For this peak picker no parameters can be customized

3. Pick Precursor

[10]:
features = picker.pick(transitionGroup)
TransitionGroupFeature.toPandasDf(features)
/home/joshua/Development/massdash_alt/massdash/massdash/peakPickers/pyMRMTransitionGroupPicker.py:111: FutureWarning: ChainedAssignmentError: behaviour will change in pandas 3.0!
You are setting values through chained assignment. Currently this works in certain cases, but when using Copy-on-Write (which will become the default behaviour in pandas 3.0) this will never work to update the original DataFrame or Series, because the intermediate object on which we are setting values will behave as a copy.
A typical example is when you are setting values in a column of a DataFrame, like:

df["col"][row_indexer] = value

Use `df.loc[row_indexer, "col"] = values` instead, to perform the assignment in a single step and ensure this keeps updating the original `df`.

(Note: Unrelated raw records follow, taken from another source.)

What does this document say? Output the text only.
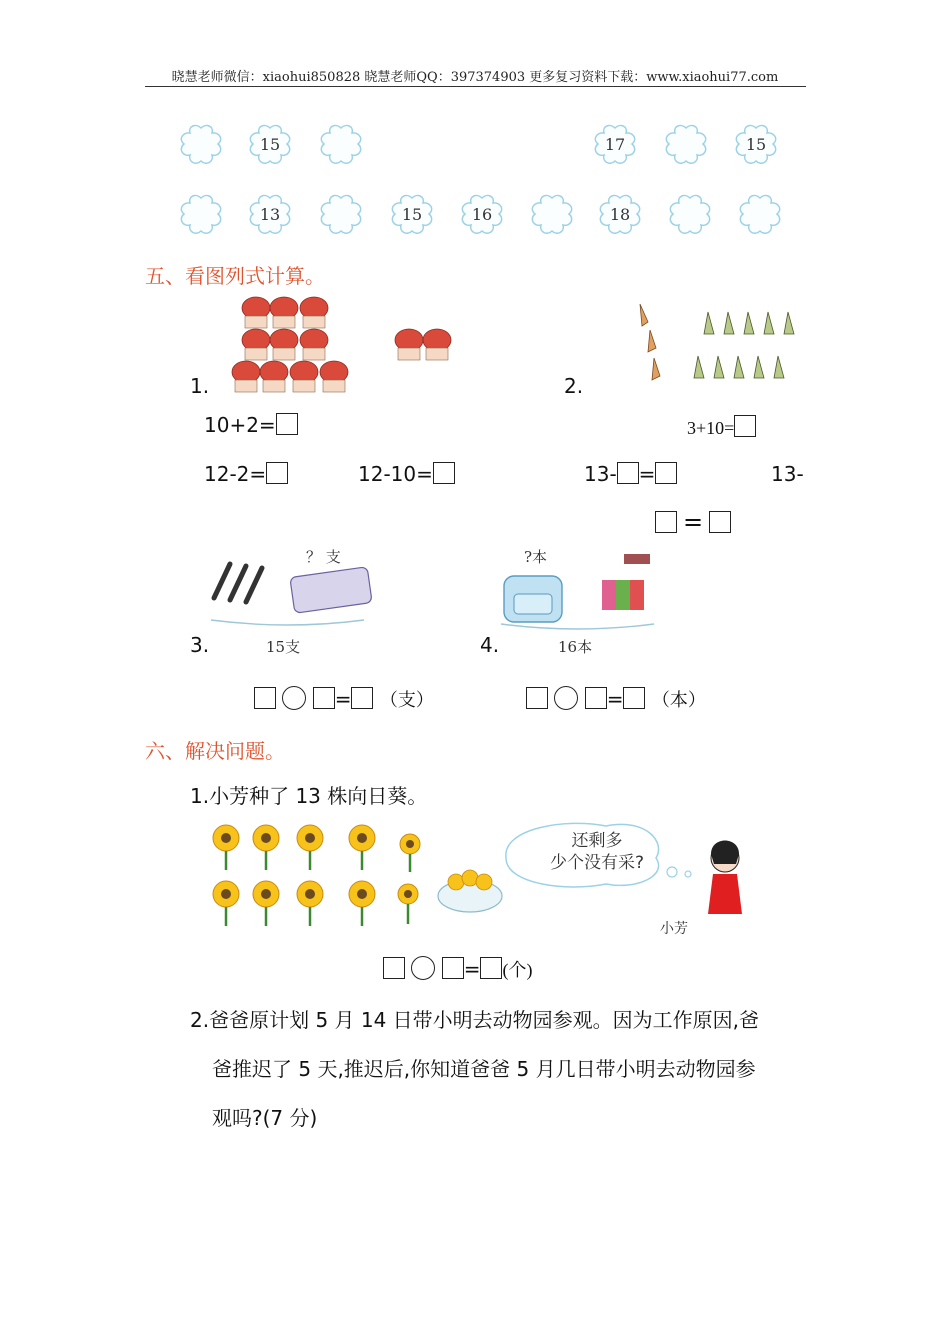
晓慧老师微信：xiaohui850828 晓慧老师QQ：397374903 更多复习资料下载：www.xiaohui77.com
15	17	15
13	15	16	18
五、看图列式计算。
1.
10+2=
12-2=	12-10=
2.
3+10=
13- =	13-
=
？ 支
15支
3.
?本
16本
4.
= （支）	= （本）
六、解决问题。
1.小芳种了 13 株向日葵。
还剩多
少个没有采?
小芳
= (个)
2.爸爸原计划 5 月 14 日带小明去动物园参观。因为工作原因,爸
爸推迟了 5 天,推迟后,你知道爸爸 5 月几日带小明去动物园参
观吗?(7 分)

See the caveats in the documentation: https://pandas.pydata.org/pandas-docs/stable/user_guide/indexing.html#returning-a-view-versus-a-copy

  newPeaks['areaIntensity'].iloc[-1] += peaksDf['areaIntensity'].iloc[idx]
[10]:
leftBoundary rightBoundary areaIntensity qvalue consensusApex consensusApexIntensity
0 843.5 901.700012 1537205.913208 None None 235346.499471
1 818.099976 843.5 425795.080078 None None 78247.752761
2 1189.199951 1203.800049 2428.022644 None None 64678.458586
3 1167.400024 1189.199951 226734.0625 None None 28407.271623
4 1131.099976 1156.5 2091.005585 None None 10654.984463

Like above can inspect in pandas dataframe. We can see that the features are slightly different from above however the top two most intense features are the same.

4. Visualization

[11]:
transitionGroup.plot(transitionGroupFeatures=features)
Loading BokehJS ...

Note: Some of the intensities of the features are so small they cannot be seen.

Implementing Your Own Peak Picker

To implement your own peak picker create a custom python class that inherits from the GenericPeakPicker the only required method to implement is the pick() method which performs peak picking.